A bitter squabble between a family court judge and an associate judge over a candidate for a family court judgeship has wound up in the Tarrant County courts as a lawsuit.
Diane Haddock, an associate judge in the 233rd District Court, recently filed suit against both Judge Patricia Baca-Bennett of the 360th District Court and Tarrant County, alleging that Bennett carried out a campaign of harassment that “created a hostile work environment.” Tarrant County was named as a co-defendant for not taking steps to stop the alleged harassment despite being made aware of it on several occasions by Haddock, according to the lawsuit.
The gist of the lawsuit is that Haddock faced retaliation and harassment for the political speech of her husband, which is against the law.
According to Haddock’s lawsuit, filed by her attorney, Walter L. Taylor, the campaign of harassment began in August 2016. That’s when another family court associate judge, Jim Munford, declared his intention to run for judge of the 322nd District Court in the 2018 election, and Haddock’s husband, Gerald Haddock, began to criticize him on social media. According to Haddock, Bennett, a Tea Party Republican who was elected in 2016, was pushing for Munford’s election and asked Haddock to “get her husband under control.”
A key section of the lawsuit notes that, “while trying to perform the duties of her job, [Haddock] has been subjected — both publicly and privately — to severe and pervasive harassment and a hostile work environment. This pubic and private harassment is making it more and more difficult for [Haddock] to perform the functions of her job, as well as causing her significant emotional distress. The constant badgering, threats, back-biting, undermining and maligning … have come primarily … from one of her supervising district judges — Patricia Baca-Bennett.”
According to Haddock, Bennett demanded that Haddock talk with her husband “to stop badgering Munford.”
That badgering included questioning whether “Munford has been violating Second Amendment rights by signing family court orders seizing or requiring surrender of guns without any evidence of violence or danger; whether Munford abused and sexually assaulted his first wife, Denia Mendenhall;” and whether Munford’s current wife had told friends of hers that she was terrified of him.

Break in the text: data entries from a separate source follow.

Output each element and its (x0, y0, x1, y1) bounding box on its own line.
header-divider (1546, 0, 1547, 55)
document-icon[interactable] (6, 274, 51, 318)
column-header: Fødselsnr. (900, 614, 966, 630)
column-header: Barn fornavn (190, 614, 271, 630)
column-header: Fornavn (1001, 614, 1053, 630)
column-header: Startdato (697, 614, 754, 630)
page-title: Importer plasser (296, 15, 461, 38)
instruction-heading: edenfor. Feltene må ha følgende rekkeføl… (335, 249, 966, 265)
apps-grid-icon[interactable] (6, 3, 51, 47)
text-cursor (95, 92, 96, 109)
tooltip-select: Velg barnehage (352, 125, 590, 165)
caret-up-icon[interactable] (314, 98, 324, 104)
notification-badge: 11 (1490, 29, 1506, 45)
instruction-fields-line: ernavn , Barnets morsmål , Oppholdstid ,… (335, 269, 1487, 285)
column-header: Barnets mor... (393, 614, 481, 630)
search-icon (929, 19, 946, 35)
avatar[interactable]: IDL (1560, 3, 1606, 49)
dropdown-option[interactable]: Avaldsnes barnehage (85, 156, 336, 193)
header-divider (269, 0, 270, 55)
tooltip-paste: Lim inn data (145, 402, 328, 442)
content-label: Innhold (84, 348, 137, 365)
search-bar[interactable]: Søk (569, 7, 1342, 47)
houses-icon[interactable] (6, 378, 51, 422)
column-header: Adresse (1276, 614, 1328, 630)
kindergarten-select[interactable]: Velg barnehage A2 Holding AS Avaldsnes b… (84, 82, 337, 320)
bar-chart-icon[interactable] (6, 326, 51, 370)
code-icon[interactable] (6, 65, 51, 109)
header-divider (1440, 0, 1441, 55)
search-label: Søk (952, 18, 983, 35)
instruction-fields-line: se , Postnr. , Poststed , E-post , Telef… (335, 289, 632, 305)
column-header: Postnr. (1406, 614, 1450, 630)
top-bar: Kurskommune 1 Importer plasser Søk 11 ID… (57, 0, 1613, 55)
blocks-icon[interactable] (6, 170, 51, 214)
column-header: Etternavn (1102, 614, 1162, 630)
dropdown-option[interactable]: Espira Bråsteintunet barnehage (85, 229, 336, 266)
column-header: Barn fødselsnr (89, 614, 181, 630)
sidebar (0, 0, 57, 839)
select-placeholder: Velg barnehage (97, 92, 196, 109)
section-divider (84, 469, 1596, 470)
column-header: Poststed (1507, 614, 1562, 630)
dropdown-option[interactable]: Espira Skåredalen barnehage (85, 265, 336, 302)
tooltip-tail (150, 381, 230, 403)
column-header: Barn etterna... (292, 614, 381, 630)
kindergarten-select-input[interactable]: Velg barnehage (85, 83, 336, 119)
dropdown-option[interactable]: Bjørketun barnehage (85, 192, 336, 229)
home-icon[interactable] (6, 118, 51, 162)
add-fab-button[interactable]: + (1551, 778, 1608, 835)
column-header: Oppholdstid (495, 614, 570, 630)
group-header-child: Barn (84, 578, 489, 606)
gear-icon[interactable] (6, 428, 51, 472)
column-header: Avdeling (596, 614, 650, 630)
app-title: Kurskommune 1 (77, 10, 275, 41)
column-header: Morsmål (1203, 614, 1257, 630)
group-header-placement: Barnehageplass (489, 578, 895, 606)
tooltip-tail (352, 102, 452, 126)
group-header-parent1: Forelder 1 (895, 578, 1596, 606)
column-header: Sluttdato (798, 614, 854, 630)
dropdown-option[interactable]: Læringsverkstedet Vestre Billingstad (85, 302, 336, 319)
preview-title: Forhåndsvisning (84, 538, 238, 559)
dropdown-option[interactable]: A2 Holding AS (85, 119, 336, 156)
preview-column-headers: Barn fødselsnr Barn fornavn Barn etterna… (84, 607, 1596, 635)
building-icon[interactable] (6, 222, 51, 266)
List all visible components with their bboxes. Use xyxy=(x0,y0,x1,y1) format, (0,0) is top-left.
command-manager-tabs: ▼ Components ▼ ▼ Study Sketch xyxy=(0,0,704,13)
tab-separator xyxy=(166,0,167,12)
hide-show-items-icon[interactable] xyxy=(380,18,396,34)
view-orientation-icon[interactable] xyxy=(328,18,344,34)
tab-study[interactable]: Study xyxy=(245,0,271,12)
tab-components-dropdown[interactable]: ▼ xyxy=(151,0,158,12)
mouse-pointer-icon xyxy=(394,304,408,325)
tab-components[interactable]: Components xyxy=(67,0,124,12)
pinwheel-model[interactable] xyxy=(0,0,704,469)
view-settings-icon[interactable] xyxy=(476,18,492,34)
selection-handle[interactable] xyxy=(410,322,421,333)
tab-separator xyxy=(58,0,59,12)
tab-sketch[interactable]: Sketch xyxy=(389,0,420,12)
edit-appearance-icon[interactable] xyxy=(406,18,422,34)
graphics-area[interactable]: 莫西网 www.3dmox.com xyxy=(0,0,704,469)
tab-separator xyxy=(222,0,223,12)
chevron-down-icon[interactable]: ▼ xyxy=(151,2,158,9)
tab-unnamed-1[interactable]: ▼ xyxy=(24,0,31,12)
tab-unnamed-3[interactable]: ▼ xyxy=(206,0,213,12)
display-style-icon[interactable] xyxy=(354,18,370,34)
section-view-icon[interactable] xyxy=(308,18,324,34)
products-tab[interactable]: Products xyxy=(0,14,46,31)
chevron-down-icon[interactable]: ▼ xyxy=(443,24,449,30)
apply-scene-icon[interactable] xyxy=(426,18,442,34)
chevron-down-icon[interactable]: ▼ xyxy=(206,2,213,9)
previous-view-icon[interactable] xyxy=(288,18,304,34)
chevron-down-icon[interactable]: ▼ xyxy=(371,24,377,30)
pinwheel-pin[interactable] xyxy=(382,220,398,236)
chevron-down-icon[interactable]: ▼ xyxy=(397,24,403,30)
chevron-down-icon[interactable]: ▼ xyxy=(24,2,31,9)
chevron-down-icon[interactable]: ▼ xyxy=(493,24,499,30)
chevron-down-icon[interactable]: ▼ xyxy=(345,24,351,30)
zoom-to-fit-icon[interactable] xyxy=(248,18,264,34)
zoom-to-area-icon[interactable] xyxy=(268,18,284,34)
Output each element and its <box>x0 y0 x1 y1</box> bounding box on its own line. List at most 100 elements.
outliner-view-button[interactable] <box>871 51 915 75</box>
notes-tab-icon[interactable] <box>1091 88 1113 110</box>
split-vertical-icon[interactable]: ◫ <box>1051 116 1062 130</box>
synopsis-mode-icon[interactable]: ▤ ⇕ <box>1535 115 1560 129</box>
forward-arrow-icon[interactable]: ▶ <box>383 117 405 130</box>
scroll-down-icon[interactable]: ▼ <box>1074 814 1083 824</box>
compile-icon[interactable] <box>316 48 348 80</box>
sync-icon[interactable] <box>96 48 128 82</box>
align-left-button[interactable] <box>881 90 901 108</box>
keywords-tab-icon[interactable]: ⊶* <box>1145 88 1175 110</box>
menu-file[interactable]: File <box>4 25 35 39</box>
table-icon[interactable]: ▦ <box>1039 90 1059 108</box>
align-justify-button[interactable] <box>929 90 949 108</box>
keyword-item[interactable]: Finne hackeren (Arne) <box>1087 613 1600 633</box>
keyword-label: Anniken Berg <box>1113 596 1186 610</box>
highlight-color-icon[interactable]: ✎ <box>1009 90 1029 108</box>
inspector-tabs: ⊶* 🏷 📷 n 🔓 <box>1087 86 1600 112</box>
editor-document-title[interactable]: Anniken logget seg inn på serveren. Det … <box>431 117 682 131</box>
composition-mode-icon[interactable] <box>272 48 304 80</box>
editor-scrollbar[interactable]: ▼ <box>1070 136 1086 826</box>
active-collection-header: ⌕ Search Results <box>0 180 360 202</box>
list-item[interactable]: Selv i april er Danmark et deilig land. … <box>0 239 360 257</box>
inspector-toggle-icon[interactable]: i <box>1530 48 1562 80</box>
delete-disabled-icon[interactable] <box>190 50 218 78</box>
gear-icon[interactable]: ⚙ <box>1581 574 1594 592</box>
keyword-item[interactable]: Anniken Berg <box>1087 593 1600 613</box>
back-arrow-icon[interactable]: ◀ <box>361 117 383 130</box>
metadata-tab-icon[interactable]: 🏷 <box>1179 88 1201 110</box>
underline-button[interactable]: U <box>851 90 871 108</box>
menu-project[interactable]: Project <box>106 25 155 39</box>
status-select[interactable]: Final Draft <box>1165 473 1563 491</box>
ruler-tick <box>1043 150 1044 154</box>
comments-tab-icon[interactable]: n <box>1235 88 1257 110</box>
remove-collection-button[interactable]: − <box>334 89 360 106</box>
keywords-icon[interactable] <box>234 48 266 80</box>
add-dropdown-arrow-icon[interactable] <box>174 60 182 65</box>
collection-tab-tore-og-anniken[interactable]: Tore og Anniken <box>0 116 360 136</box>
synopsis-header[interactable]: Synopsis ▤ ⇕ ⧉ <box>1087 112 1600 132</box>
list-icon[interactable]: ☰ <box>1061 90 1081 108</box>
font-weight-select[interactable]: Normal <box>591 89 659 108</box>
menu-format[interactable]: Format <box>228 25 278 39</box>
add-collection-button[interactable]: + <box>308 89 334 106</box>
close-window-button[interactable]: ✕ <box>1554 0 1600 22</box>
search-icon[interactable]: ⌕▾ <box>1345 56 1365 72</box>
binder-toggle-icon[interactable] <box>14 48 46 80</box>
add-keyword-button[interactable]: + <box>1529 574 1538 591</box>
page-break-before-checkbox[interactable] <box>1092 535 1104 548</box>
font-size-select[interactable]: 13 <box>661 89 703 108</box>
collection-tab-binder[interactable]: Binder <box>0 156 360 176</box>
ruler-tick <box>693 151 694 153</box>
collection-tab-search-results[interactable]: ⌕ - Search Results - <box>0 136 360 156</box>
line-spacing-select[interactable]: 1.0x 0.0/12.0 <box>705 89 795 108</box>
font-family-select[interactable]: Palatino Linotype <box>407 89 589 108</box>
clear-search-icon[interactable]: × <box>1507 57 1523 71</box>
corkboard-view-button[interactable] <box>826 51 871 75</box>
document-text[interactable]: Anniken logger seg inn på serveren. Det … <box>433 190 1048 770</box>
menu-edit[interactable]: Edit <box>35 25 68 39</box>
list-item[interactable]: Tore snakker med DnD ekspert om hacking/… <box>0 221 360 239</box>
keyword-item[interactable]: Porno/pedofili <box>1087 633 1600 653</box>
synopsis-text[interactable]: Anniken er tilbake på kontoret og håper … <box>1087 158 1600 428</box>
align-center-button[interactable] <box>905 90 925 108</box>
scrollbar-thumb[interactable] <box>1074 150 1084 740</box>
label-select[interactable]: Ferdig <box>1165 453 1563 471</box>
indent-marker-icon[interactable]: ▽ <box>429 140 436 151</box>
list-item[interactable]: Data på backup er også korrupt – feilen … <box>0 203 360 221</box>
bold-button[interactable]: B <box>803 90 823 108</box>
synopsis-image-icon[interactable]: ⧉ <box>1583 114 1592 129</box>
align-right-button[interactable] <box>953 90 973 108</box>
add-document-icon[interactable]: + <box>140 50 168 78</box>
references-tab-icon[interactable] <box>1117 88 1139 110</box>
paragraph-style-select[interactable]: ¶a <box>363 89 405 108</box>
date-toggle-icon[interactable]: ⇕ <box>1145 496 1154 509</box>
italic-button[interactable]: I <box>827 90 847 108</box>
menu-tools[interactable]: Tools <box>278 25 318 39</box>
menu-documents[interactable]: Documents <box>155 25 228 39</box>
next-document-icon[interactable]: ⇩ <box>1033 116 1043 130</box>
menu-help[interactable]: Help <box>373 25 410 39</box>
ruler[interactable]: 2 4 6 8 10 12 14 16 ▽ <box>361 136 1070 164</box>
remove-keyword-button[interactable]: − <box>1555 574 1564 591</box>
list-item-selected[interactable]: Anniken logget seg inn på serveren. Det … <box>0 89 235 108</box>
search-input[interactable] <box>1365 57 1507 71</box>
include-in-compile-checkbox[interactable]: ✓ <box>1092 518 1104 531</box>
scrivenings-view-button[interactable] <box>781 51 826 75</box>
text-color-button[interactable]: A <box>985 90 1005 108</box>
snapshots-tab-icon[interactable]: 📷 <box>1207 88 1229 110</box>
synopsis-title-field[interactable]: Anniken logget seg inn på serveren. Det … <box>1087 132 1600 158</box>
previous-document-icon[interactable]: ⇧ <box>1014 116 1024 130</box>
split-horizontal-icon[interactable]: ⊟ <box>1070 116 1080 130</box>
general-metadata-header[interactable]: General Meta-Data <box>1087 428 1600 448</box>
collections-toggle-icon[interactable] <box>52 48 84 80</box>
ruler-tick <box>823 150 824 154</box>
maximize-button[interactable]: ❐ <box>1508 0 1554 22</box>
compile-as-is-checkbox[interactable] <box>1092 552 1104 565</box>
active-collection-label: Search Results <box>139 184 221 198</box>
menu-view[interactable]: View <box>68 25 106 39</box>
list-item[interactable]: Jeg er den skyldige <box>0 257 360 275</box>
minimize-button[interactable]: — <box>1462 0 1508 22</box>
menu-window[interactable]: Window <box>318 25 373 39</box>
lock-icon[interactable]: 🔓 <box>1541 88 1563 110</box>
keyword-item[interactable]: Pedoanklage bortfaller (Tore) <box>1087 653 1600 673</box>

When reached by phone and asked to comment on the statements in the lawsuit, Munford said that as the case “is pending, and I’m mentioned by name in it, I don’t feel I’m at liberty to discuss it.”
The tension between Haddock and Bennett increased in the roll up to Munford’s March 2018 primary election, with Haddock claiming that Bennett threatened to have her fired and that Bennett also made false public claims that Haddock was resigning.
In February 2018, an unnamed Fort Worth family lawyer — “who regularly practices in Tarrant Family courts” — set up Geraldhaddock.com. Since taken down, the website allegedly accused the Haddocks of spreading lies about Tarrant County political candidates, asked readers to provide the site with any “dirt” they might have on Diane Haddock, and referred to Haddock as “chicken lips.” Judge Bennett is alleged to have supplied the “smear campaign website with fodder against the Haddocks,” according to the lawsuit.
Bennett is also accused of trying to convene a meeting of the district judges to have Haddock fired and later of telling Haddock’s immediate boss, Judge William Harris, that Haddock had suddenly resigned. Harris apparently believed it for a short while. Bennett is also alleged to have made several social media posts about the alleged resignation, which “interfered with [Haddock’s] employment and demeaned [Haddock’s] marriage and family relationships to all who read them.”
Haddock also claims that Bennett’s posts incited many lawyers who regularly appeared in her court to “trash” her, which undermined Haddock’s authority as a judge.
While all of this was going on, Munford won his primary and is on the ballot this year, which Haddock claims has only caused Bennett to ramp up her efforts to get Haddock fired or to push her to resign. Haddock’s preference, according to her lawsuit, is to remain on the bench until “her originally planned retirement date of January 2022.”
Haddock is unsure that she will make it to that date because of the alleged campaign against her. In essence, she feels as though Bennett has put her in an untenable position of having to choose to “disassociate (divorce) from your husband or lose your job.”
Haddock’s lawsuit requests a jury trial and is seeking that the defendants permanently halt all retaliation and award Haddock “compensatory damages for the harm that she suffered, past and future, caused by [the] unlawful retaliation against her” and damages to cover her legal fees, among other things. No dollar amount is attached to the suit.
I made several attempts to reach Judge Bennett, Tarrant County, and Haddock’s lawyer, Taylor, but no one was available to discuss the lawsuit by press time. It is not known whether a countersuit has been filed.
Editor’s note: This article has been updated to correct erroneous information. Munford won his primary and is on the ballot. We regret the error.